Herald Sun: East West Link five metres from flats but no compensation on offer. Michelle Ainsworth. 26 August 2014
The view today from apartments on Bent St, Kensington.
Huge freeway ramps will run within five metres of the bedroom windows of an inner Melbourne apartment building if the east west link is built.
The Linking Melbourne Authority has refused to buy 53 apartments impacted by the road, or offer compensation for its impact on their property values.
Residents of the Kensington warehouse apartments commissioned an independent report from Echelon Planning which found the edge of the elevated road connecting the east west link to the Port of Melbourne would sit 4.7m from their apartment windows.
The pylons at ground level would be about 8m from the building’s door.
“If that project goes ahead exactly the way it’s planned to go ahead everyone in the building will suffer a substantial financial loss,” owners corporation chairman David Hardy said.
The future view from apartments on Bent St, Kensington, which will look out on to ramps of the East West Link.
The report found up to 60,000 vehicles would use the road each day once the full link was built.
“Residents on the lower three floors of the apartments will be living under the shadow of the elevated roadway,” it said.
“The bedrooms, living rooms and balconies of the apartments along the frontage of the Kensington Warehouse Apartments will directly look out to the elevated freeway.”
Mr Hardy said residents wanted the design of the toll road changed, possibly to a tunnel, so they could continue living in the 18-month-old building.
If not they wanted the properties acquired or compensation offered, as happened for the owners of the Evo apartments in Parkville.
LMA spokeswoman Gemma Boucher said the port connection design was still subject to change.
“LMA has recently met with the Owners Corporation for the Kensington Warehouse Apartments in Bent Street and we will continue to keep them up to date.”
Greens candidate for the seat of Melbourne Ellen Sandell said the residents of Kensington had every right to be deeply concerned by the project.

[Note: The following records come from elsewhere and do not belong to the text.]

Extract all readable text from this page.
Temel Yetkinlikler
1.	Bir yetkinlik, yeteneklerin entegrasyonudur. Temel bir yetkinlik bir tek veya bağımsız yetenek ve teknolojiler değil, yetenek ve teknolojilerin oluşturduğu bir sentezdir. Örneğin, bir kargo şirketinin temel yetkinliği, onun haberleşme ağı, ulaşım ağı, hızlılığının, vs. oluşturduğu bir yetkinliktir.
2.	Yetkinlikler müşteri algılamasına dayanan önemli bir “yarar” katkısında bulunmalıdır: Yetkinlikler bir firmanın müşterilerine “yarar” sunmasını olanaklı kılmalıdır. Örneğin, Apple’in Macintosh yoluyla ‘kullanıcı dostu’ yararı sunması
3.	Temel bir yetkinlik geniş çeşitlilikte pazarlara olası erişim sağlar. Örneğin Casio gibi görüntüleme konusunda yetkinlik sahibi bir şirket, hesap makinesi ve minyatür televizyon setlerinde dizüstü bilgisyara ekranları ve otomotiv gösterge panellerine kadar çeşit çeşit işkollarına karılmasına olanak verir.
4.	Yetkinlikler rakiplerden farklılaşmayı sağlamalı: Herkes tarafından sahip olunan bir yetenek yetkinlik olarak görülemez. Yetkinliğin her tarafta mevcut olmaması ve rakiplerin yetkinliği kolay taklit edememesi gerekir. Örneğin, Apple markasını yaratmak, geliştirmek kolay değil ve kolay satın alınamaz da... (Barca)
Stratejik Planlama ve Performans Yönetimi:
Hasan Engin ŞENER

“In addition to disastrous impacts on people’s homes, we know the toll road will put more traffic on inner-city streets as people try to avoid expensive tolls,” Ms Sandell said.
Opposition roads spokesman Luke Donnellan said the Government should release the business case for the controversial tunnel after VCAT yesterday upheld a decision not to publish it.
“Denis Napthine won’t release the business case and we still don’t have traffic projections for this dud tunnel,” he said.
“Denis Napthine cannot sign the contracts before the election.”